Après, plus rien ne sera jamais pareil et c’est comme si, sachant que son existence serait brève, il va brûler la chandelle par les deux bouts, cherchant des substituts de maman dans ses premières amantes, son professeure d’art dramatique, son agent, etc, et recherchant la tendresse dans les bras des garçons, sans jamais être capable de s’attacher, à l’exception de Pier Angeli, qui en épousera un autre pour ne pas déplaire à sa maman.

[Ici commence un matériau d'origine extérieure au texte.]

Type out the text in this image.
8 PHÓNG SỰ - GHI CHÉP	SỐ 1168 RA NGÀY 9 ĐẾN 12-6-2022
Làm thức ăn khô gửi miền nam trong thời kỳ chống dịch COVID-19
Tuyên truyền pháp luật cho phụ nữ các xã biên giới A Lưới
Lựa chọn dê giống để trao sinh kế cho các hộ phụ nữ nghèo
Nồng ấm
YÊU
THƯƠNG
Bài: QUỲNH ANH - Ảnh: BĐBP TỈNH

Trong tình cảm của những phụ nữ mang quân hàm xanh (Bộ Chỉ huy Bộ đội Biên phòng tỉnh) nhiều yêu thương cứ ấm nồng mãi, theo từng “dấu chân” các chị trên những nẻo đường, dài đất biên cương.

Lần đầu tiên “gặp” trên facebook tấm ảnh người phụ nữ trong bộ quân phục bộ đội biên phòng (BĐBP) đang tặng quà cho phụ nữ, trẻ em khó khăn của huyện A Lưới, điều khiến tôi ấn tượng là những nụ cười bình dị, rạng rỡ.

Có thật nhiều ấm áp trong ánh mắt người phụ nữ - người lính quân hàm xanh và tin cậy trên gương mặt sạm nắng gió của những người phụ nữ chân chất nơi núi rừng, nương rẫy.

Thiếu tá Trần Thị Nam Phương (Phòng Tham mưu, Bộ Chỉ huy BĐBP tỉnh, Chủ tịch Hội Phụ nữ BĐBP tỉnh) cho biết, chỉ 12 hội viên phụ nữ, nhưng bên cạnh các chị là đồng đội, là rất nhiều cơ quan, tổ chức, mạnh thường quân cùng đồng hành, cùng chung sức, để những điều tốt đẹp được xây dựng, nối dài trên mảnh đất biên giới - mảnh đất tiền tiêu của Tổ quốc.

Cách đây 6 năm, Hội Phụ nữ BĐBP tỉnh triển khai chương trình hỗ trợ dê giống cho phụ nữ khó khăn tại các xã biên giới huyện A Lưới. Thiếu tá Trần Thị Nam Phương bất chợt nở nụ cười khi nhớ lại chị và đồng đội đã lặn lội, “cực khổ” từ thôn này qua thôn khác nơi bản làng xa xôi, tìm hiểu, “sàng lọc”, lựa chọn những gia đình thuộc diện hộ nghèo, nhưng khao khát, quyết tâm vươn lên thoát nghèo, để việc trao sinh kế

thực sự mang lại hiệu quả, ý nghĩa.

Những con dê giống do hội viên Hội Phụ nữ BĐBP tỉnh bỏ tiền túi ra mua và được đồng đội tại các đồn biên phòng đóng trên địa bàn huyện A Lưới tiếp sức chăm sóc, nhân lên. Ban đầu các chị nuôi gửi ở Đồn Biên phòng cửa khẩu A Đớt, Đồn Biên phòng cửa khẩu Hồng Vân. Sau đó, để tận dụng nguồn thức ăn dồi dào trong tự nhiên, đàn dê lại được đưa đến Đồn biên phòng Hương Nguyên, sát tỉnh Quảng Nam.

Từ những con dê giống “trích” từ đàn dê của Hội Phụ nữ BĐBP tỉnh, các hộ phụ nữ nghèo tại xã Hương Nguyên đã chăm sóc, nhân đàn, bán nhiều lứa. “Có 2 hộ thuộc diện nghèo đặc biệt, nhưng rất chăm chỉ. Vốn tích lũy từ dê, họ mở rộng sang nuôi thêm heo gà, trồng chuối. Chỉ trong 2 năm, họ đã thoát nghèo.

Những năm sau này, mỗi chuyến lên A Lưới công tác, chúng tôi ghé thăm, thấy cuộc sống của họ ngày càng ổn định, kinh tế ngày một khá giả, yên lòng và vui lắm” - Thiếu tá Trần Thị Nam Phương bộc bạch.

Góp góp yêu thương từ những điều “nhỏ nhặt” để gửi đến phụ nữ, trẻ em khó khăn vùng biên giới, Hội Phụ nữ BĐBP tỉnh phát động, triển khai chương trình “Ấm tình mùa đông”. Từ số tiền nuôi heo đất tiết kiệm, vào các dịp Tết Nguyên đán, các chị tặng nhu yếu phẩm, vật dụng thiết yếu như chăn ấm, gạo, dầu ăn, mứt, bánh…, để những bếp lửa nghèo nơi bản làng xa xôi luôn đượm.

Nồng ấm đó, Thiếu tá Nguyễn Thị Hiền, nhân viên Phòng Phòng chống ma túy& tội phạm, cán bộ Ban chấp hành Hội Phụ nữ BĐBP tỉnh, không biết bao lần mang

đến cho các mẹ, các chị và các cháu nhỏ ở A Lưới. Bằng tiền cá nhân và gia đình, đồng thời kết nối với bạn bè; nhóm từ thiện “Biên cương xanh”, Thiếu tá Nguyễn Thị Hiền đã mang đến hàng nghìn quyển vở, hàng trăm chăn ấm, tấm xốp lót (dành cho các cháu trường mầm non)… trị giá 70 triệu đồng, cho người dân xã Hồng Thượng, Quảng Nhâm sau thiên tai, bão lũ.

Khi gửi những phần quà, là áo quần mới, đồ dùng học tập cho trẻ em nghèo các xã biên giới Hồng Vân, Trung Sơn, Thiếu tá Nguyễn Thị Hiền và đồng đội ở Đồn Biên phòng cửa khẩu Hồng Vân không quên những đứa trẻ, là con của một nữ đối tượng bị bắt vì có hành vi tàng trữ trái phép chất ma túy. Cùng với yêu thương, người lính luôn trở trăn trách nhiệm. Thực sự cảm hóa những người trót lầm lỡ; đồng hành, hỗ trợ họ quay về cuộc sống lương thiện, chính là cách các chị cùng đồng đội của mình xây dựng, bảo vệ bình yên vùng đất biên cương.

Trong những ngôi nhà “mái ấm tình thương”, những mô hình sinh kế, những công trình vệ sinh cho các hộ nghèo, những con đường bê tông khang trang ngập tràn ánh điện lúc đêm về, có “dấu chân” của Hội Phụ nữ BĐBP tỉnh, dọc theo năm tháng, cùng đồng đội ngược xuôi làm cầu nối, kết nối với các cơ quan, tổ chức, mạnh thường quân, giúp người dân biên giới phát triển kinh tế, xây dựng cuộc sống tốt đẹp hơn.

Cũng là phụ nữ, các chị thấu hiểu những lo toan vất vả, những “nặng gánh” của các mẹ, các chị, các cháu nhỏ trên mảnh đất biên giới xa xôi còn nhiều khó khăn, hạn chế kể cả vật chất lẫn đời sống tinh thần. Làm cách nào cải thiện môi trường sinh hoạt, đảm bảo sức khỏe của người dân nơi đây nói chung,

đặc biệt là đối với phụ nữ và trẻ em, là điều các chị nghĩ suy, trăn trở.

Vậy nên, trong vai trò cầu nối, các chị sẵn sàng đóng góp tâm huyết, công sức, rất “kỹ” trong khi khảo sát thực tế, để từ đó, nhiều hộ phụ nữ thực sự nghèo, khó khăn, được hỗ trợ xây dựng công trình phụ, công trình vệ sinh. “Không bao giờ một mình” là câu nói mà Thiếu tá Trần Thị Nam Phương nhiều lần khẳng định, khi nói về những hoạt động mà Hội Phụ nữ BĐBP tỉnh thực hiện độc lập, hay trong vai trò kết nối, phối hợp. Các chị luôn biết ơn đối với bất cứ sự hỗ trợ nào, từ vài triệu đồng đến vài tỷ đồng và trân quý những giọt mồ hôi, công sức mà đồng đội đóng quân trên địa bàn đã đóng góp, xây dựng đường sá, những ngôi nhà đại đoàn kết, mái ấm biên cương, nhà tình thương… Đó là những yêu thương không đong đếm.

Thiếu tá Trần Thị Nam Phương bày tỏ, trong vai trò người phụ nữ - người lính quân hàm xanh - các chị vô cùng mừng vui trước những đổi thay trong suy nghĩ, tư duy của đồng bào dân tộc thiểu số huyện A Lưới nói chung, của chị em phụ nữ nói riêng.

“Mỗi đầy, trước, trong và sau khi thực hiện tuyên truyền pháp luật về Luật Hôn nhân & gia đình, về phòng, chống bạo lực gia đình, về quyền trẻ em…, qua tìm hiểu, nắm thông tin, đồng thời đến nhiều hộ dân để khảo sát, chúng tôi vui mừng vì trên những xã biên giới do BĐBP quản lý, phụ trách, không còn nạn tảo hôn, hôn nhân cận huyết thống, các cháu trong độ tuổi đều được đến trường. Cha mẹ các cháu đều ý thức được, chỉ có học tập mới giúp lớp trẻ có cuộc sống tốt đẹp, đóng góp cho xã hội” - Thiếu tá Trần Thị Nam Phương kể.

J’ai beaucoup aimé la construction de ce récit très bien pensée et amenée, du jour de la mort de sa mère à son propre décès, le fait que Philippe Besson aborde cette vie sous tous les angles par l’entremise de tous ceux qui ont connu James Dean. C’est un roman sur l’intime intense et délicat, à la fois brutal et doux, parfois on se sent voyeur, ce qui m’a un peu gênée aussi.

Plus de soixante ans après sa mort, James Dean reste une icône et ce roman lui rend un joli hommage qui plaira aux fans de l’acteur et à tous ceux qui souhaitent mieux connaître cette étoile filante.